After a few drinks, older adults more impaired than they think

Older, active people who have a drink or two might be more impaired afterward than they think, according to a report today from a University of Florida research group in the Journal of Studies on Alcohol and Drugs.

Although people 50 or older in the study metabolized alcohol similar to how younger people did, they performed worse on special tests after having moderate amounts of alcohol and did not always realize when they were impaired. Soon after having alcohol, older adults also took on average five seconds longer to complete a test than their counterparts who did not have a drink.

“That doesn’t sound like much, but five seconds is a big difference if you’re in a car and need to apply the brakes,” said lead author Sara Jo Nixon, Ph.D., a psychiatry professor at UF’s McKnight Brain Institute. “It can mean the difference between a wreck, and not-a-wreck.”

In 2007, an estimated 12,998 people were killed in crashes involving alcohol-impaired drivers, according to the National Highway Traffic Safety Administration.

“We still have a tremendous overhead in the United States of terrible tragedy with drinking and driving,” said Edith Vioni Sullivan, Ph.D., a professor of psychiatry and behavioral sciences at the Stanford University School of Medicine. “We usually hear about the deaths; we seldom hear about the serious accidents that put people into nursing homes and hospitals for the rest of their lives.”

More than half of adults older than 55 drink socially, according to a 2008 report from the Substance Abuse and Mental Health Services Administration. But few studies have focused on the short-term effects of social drinking among older adults. Previous research mainly investigated consumption of large amounts of alcohol at one time, and generally in young people. But results from studies of younger adults might not be applicable to older people because of age-related declines in cognitive skills, as well as changes in how alcohol is metabolized and removed from the body.

Nixon’s group aimed to expand understanding of the effects over time of moderate levels of alcohol consumption in healthy, active older adults.

“You want to know how long does it take for them to become sober enough to engage in potentially dangerous activity such as driving,” Sullivan said.

The study involved 68 nonsmokers — one group aged 50 to 74 and a comparison group aged 25 to 35 — who had at least one drink a month. Within each group, some individuals were given alcohol while others were given a placebo beverage that did not elevate their breath alcohol levels. The groups were carefully matched by gender, body mass index, history of alcohol consumption and other demographic characteristics.

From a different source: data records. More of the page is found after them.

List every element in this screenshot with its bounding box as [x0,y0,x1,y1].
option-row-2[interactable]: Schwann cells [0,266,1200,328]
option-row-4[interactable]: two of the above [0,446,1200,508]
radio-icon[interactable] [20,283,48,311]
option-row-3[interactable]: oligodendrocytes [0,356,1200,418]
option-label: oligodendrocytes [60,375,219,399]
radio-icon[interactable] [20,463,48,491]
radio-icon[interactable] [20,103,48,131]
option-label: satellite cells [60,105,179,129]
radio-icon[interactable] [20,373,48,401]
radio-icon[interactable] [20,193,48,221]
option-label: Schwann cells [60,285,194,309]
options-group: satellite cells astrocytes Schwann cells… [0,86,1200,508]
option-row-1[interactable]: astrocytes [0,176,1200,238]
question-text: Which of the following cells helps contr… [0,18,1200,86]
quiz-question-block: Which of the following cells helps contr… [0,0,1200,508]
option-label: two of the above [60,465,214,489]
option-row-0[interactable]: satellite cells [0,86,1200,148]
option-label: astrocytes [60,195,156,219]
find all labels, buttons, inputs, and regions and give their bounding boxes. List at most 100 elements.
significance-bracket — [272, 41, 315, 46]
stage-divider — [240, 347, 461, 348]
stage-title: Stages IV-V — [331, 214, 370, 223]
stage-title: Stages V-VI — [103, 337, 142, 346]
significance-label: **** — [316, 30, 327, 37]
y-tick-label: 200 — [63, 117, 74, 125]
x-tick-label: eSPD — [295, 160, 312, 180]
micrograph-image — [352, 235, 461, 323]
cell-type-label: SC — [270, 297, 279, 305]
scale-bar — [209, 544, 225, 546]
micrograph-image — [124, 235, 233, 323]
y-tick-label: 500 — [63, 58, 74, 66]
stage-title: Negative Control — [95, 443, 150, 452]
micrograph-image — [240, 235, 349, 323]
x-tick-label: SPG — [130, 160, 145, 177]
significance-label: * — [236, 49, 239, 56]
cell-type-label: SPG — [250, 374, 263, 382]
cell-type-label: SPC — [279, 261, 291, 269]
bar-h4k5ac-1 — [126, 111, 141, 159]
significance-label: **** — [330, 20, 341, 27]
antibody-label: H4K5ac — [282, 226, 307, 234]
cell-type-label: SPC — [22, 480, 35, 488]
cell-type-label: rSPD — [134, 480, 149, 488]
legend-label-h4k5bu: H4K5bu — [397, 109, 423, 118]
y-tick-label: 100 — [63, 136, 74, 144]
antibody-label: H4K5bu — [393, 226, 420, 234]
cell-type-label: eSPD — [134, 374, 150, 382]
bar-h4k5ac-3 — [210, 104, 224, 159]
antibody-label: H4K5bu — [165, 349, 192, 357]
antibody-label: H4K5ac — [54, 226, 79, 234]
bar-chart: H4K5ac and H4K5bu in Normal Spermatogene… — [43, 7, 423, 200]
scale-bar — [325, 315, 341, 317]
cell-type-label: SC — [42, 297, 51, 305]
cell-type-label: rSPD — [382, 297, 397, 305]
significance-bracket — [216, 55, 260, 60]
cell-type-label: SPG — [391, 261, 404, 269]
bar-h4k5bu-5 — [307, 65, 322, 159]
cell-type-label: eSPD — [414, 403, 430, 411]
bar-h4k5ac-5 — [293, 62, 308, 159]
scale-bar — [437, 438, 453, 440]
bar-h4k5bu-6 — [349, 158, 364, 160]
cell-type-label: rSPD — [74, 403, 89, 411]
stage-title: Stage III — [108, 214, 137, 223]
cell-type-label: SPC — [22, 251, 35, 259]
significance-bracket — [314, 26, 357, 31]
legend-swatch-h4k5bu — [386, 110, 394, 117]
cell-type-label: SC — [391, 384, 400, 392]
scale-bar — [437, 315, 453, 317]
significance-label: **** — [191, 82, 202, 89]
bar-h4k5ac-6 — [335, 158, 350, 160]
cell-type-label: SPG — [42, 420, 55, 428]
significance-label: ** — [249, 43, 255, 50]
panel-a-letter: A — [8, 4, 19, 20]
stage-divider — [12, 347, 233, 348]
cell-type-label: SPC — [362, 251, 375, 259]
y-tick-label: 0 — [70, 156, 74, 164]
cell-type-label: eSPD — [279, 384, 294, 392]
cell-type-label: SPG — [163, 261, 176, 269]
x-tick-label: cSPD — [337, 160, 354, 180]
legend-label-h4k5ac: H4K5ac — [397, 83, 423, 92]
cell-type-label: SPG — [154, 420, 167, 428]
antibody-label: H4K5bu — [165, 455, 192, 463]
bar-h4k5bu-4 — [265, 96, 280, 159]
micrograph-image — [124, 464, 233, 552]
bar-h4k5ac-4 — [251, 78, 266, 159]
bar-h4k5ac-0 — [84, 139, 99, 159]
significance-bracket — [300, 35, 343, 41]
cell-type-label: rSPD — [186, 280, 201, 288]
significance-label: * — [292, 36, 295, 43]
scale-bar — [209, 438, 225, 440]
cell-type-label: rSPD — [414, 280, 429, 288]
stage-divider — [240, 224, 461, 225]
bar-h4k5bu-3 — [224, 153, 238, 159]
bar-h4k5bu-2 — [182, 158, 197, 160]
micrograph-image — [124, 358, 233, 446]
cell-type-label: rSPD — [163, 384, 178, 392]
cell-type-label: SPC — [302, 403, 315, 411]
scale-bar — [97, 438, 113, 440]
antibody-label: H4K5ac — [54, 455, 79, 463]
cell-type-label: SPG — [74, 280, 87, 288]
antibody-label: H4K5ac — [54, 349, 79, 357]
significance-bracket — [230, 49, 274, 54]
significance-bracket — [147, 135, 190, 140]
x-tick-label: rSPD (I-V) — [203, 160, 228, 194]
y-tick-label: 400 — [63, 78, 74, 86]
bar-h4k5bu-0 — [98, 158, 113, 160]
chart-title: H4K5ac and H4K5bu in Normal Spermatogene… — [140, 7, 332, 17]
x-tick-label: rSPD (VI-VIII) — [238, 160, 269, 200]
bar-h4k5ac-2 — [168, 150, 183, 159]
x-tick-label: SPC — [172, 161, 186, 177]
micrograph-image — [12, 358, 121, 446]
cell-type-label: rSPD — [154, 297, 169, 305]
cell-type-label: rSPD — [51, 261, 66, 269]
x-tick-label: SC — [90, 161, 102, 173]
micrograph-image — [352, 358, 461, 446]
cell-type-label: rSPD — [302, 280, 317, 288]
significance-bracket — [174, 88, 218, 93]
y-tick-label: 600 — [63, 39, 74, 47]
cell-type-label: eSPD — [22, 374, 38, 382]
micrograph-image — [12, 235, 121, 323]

When a person consumes alcohol, concentration in the blood builds to a peak, then dissipates. During the first phase of the metabolic process, alcohol has a stimulating effect. During the second phase, there is a sedative or depressive effect.

During each phase — at 25 minutes and 75 minutes after alcohol consumption, respectively — participants were given tests that required them to draw lines connecting numbered and lettered dots on a paper, in chronological order, without lifting the pen from the paper. They were timed and evaluated for how many errors they made. The first test involved numbers, while the second involved alternating between numbers and letters. Those tests give clues about a person’s mental processing related to movement, and about the ability to mentally shift from one problem-solving strategy to another. The researchers also asked participants to rate on 10-point scales how intoxicated they felt, and how much they thought the alcohol impaired their performance.

Older adults who had alcohol took longer to complete the tasks than younger adults who had alcohol. But there was no such age difference between the older and younger groups that had not had alcohol. The researchers found that even though blood alcohol levels for participants in both groups rose at a similar rate right after drinking and reached the same peak, the older adults did worse on tests. That suggested the performance gap seen after moderate amounts of alcohol was not because of age-related differences in how the body processes the substance, but because of other factors influencing how alcohol affected the individuals.

In the test portion during the “stimulating” alcohol phase, older adults who had alcohol were slower than those who had not had any. In contrast, alcohol seemed to give the younger group a performance boost during that phase.

“People shouldn’t take it to mean that younger people can drink with impunity,” Sullivan said.
During that same post-drinking phase, when the older adults were impaired, they didn’t think they were. And in the second phase — an hour and 15 minutes after having alcohol — older adults thought their performance was impaired, even when it wasn’t.

“An older person might say ‘Really, I feel all right, I’m sure I can drive,’” Sullivan said. “But the study shows that you can’t always take someone at their word.”

So what advice would Nixon give to active, older adults?

“If you have a couple of drinks at dinner, sit around, have dessert — don’t drive for a while.”
The researchers didn’t evaluate the role of interactions between alcohol and prescription and other medicines.

They hope to conduct studies with larger numbers of people, more age groups and a wider range of alcohol intake levels. Future studies in which subjects take multiple, more difficult tests; the same individual is observed under different circumstances; and differences between the sexes are evaluated might shed more light on alcohol effects in older active adults.